I Verdi hanno offerto di entrare nella maggioranza. Sono pronti a mostrarsi pragmatici sul Green deal. Hanno 54 deputati, esattamente ciò che manca a von der Leyen per assicurarsi la conferma in Parlamento. Ma il Ppe è assolutamente contrario ad allargare la maggioranza ai Verdi. Anche impegni pubblici di von der Leyen sul Green deal per ottenere un appoggio esterno sono indigesti ai suoi compagni di partito. Il Ppe e la stessa Cdu – il partito di von der Leyen – vogliono cancellare la data del 2035 sulle auto elettriche. Per non inciampare con i Verdi, von der Leyen si era concentrata su Giorgia Meloni. Le molte concessioni fatte alla premier italiana nell’ultimo anno e mezzo dovevano servire anche a convincere gli eurodeputati di Fratelli d’Italia a votare la fiducia. Prima delle elezioni la presidente della Commissione ha definito Meloni “pro europea, pro Ucraina e pro stato di diritto”. Alcuni capi di stato e di governo del Ppe – come il polacco Donald Tusk e l’austriaco Karl Nehammer – hanno mostrato la volontà di ricucire con Meloni, negando di aver voluto prendere decisioni sulle nomine alle sue spalle. Nei prossimi giorni von der Leyen incontrerà il gruppo dei Conservatori e riformisti europei. Ma non potrà assumere impegni pubblici con Meloni e i suoi: troppo alto il rischio di perdere voti tra i socialisti e i liberali, che hanno messo una linea rossa sul presidente del Consiglio italiano. Vale anche per il commissario italiano. Una delle tradizionali merci di scambio sono i posti di vicepresidente esecutivo della Commissione.
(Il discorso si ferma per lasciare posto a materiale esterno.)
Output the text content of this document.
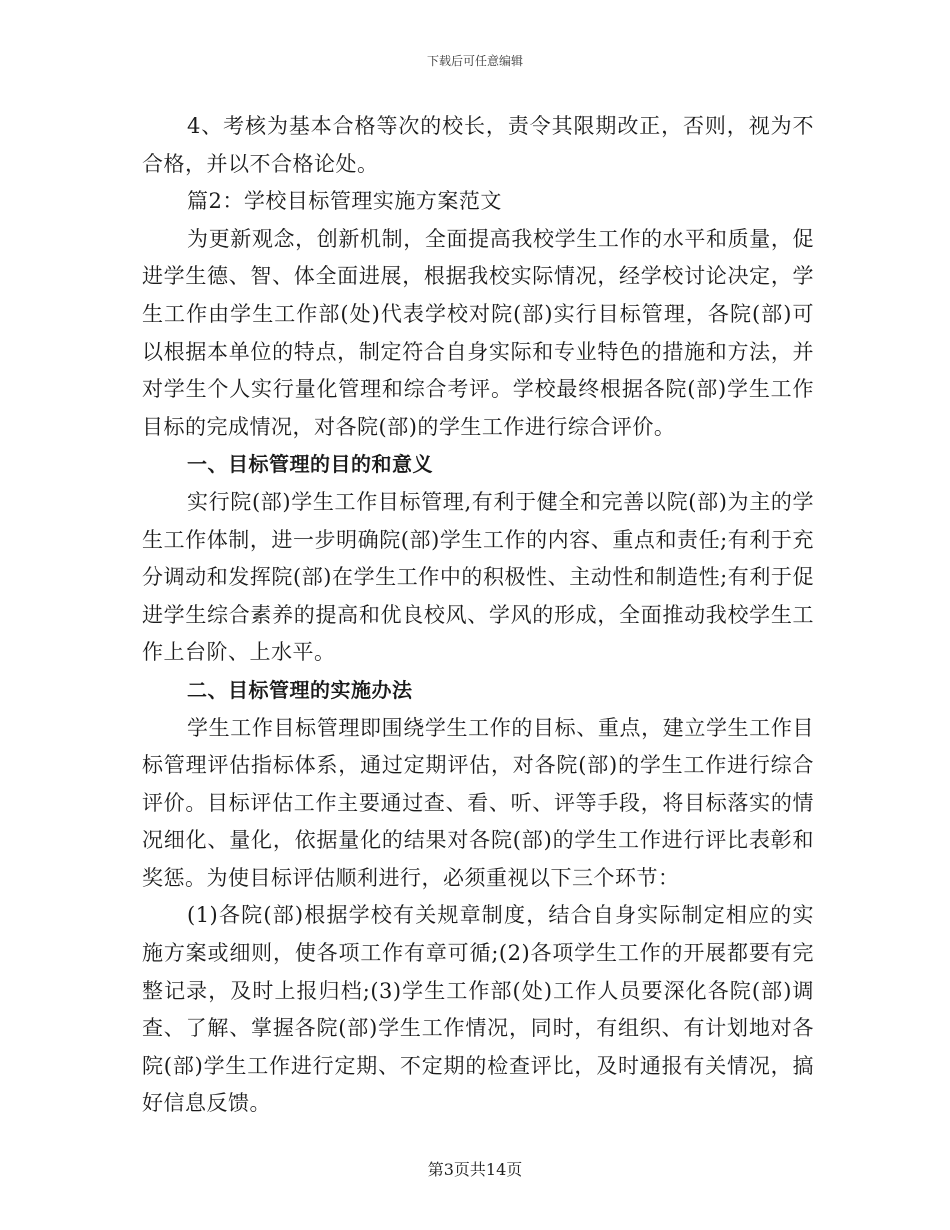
下载后可任意编辑

4、考核为基本合格等次的校长，责令其限期改正，否则，视为不合格，并以不合格论处。

篇2：学校目标管理实施方案范文

为更新观念，创新机制，全面提高我校学生工作的水平和质量，促进学生德、智、体全面进展，根据我校实际情况，经学校讨论决定，学生工作由学生工作部(处)代表学校对院(部)实行目标管理，各院(部)可以根据本单位的特点，制定符合自身实际和专业特色的措施和方法，并对学生个人实行量化管理和综合考评。学校最终根据各院(部)学生工作目标的完成情况，对各院(部)的学生工作进行综合评价。

一、目标管理的目的和意义

实行院(部)学生工作目标管理,有利于健全和完善以院(部)为主的学生工作体制，进一步明确院(部)学生工作的内容、重点和责任;有利于充分调动和发挥院(部)在学生工作中的积极性、主动性和制造性;有利于促进学生综合素养的提高和优良校风、学风的形成，全面推动我校学生工作上台阶、上水平。

二、目标管理的实施办法

学生工作目标管理即围绕学生工作的目标、重点，建立学生工作目标管理评估指标体系，通过定期评估，对各院(部)的学生工作进行综合评价。目标评估工作主要通过查、看、听、评等手段，将目标落实的情况细化、量化，依据量化的结果对各院(部)的学生工作进行评比表彰和奖惩。为使目标评估顺利进行，必须重视以下三个环节：

(1)各院(部)根据学校有关规章制度，结合自身实际制定相应的实施方案或细则，使各项工作有章可循;(2)各项学生工作的开展都要有完整记录，及时上报归档;(3)学生工作部(处)工作人员要深化各院(部)调查、了解、掌握各院(部)学生工作情况，同时，有组织、有计划地对各院(部)学生工作进行定期、不定期的检查评比，及时通报有关情况，搞好信息反馈。

第3页共14页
Nel 2019 furono attribuiti da von der Leyen a tre rappresentanti della maggioranza europeista: Valdis Dombrovskis per il Ppe, Frans Timmermans per i socialisti e Margrethe Vestager per i liberali. Nella struttura piramidale della Commissione sono quelli i tre posti che contano di più. La funzione di vicepresidente non esecutivo può essere prestigiosa, ma è meno importante di un commissario con un portafoglio importante. Sono i commissari ad avere il controllo delle direzioni generali del settore di cui sono competenti. I vicepresidenti esecutivi a loro volta controllano i commissari. Se von der Leyen dovesse impegnarsi oggi a concedere un posto di vicepresidente esecutivo all’Italia di Meloni, darebbe l’impressione di un ingresso del gruppo Ecr in maggioranza. Per socialisti e liberali la linea rossa verrebbe superata. A von der Leyen è stato detto di negoziare con Meloni sul commissario e consigliato di attendere il voto al Parlamento europeo, almeno per fare annunci in pubblico. “I vicepresidenti esecutivi della Commissione si materializzeranno dopo il 18 luglio”, spiega un funzionario. Una volta ottenuta la fiducia in Parlamento, von der Leyen avrà finalmente le mani libere per i prossimi cinque anni.